The Mogulettes, who are 45-20 under Coach Richard Ramsey the past two seasons, do lose seniors Carlie Willison and Alexa Vega, but will return underclassmen Allie Willison, Karley Myers and Stephanie Scott.
The Lady Stangs of Coach Cody Propps will lose seniors Braleigh Blanchette and Madison Barrientez, but have a strong crew of underclassmen returning, led by freshman Valeria Zavala.
Coach Shannon Waters has all his varsity players, led by starters Brody White, Mario Silva, John Wolfforth, Nick Stovall and Nick Ham, returning for another season after winning a playoff game for the first time in recent history.
Coach Adrian Daniel will see only senior starter Kelton Carver and reserve Angel Marmolejo not coming back and has a wealth of talent with the likes of Bryson Wilson, Jaxon Bowman, Joe Jasso, John Mark Cooke, Christopher Garcia and Jo Jo Hernandez returning to challenge Electra for the top spot in 16-1A.
It was a rebuilding year for the Houndettes, who won only one game, but underclassmen got a lot of valuable experience. They’ll move forward under a new coach since Matt Acree is leaving.
In closing, I wanted to offer special thanks to Carter and Daniel for all their extra efforts to keep me up to date on their teams. Sometimes fans like to hear the comments of the coaches rather than just seeing scores of the game.
How I became a sportswriter in the first place is an interesting story that I will share with you.
During the second half of my senior year at Vernon High School in 1959, I first enrolled in a shop class. One week into it after seeing all those blades, I decided to join the journalism class.
It was in this class that I met my future wife Betty, who somehow has kept me around for 60 years.
After graduating in May, my English teacher, Mrs. Bryant, alerted one of the editors at the Wichita Falls Record-News that I had enrolled at Midwestern University. I was hired to join the sports staff to work nights (3 p.m. until midnight) and go to school during the day.

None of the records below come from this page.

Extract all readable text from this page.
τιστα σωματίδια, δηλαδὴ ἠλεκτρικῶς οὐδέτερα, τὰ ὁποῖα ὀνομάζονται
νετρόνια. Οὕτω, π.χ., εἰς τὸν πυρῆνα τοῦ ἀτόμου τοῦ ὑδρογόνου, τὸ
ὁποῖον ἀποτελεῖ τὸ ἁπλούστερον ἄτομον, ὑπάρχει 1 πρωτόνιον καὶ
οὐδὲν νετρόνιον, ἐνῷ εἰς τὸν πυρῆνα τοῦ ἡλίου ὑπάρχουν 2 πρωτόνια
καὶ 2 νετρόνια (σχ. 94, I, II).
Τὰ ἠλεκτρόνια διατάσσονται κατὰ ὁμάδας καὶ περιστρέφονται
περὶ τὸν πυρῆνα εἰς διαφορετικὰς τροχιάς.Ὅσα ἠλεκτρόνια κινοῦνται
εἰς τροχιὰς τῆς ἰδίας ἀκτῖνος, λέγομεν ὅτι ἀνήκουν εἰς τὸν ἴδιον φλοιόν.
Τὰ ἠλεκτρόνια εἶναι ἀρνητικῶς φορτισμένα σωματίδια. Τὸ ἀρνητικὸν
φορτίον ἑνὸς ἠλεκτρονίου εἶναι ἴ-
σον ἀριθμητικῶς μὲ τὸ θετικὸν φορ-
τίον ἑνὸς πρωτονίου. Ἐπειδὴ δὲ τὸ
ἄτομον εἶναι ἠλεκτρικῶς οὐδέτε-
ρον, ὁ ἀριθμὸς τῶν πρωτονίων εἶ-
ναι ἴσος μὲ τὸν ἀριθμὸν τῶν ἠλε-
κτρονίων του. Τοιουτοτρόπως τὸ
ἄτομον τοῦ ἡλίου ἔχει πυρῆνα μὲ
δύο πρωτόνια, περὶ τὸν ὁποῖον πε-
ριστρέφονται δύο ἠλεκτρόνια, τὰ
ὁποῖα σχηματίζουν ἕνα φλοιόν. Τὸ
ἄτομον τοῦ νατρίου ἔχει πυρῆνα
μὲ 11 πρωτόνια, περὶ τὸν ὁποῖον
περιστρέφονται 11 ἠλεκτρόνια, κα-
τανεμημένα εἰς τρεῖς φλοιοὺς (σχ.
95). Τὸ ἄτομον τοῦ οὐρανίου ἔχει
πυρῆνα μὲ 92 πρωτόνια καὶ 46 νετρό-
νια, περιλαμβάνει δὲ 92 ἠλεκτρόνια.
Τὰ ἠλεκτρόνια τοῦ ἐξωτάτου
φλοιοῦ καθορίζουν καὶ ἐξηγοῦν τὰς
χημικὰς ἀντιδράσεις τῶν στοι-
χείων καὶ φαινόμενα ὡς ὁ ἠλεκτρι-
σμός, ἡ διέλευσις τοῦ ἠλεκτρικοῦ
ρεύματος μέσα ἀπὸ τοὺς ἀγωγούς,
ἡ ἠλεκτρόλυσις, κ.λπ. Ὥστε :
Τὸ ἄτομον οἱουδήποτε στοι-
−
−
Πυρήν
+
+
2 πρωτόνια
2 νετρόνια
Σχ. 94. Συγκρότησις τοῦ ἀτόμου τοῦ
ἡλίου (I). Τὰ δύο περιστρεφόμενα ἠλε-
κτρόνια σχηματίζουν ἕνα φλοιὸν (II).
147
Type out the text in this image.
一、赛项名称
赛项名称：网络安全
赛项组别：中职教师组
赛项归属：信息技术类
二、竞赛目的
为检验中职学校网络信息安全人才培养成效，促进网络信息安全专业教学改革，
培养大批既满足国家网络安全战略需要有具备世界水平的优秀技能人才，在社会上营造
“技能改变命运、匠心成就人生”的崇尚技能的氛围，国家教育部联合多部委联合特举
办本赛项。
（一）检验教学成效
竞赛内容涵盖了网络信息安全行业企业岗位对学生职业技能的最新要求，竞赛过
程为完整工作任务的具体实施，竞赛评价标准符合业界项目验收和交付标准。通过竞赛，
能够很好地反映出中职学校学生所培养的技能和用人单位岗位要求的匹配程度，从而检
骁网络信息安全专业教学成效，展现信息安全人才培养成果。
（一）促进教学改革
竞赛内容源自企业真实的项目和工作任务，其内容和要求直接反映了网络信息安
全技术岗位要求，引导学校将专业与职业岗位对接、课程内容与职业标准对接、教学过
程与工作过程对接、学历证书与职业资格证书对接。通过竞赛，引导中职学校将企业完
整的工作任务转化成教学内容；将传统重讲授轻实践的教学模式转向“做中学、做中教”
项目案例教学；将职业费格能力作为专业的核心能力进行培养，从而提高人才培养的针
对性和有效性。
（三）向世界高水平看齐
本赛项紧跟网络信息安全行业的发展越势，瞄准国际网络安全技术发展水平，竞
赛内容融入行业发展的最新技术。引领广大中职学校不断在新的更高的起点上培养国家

Over a year later after marrying Betty, I got a call from the sports editor at the Odessa American and decided to join his staff. He and I spent time playing with the college’s golf coach, who had made a habit of winning national junior college championships. He found out I had eligibility left and offered a partial scholarship to me. I peaked at just the right time during weekly qualifiers and became a member of his next national championship team.
The next step was to join the Abilene Reporter-News two years later as the No. 6 man on its staff that produced morning and afternoon issues. When the editor got fired six months later as I was taking classes at Hardin-Simmons University, the rest of the staff all quit. Suddenly, at the age of 22, I was the sports editor of the paper, a job I kept for seven years.
That’s enough for you to realize how I got started doing something I love doing.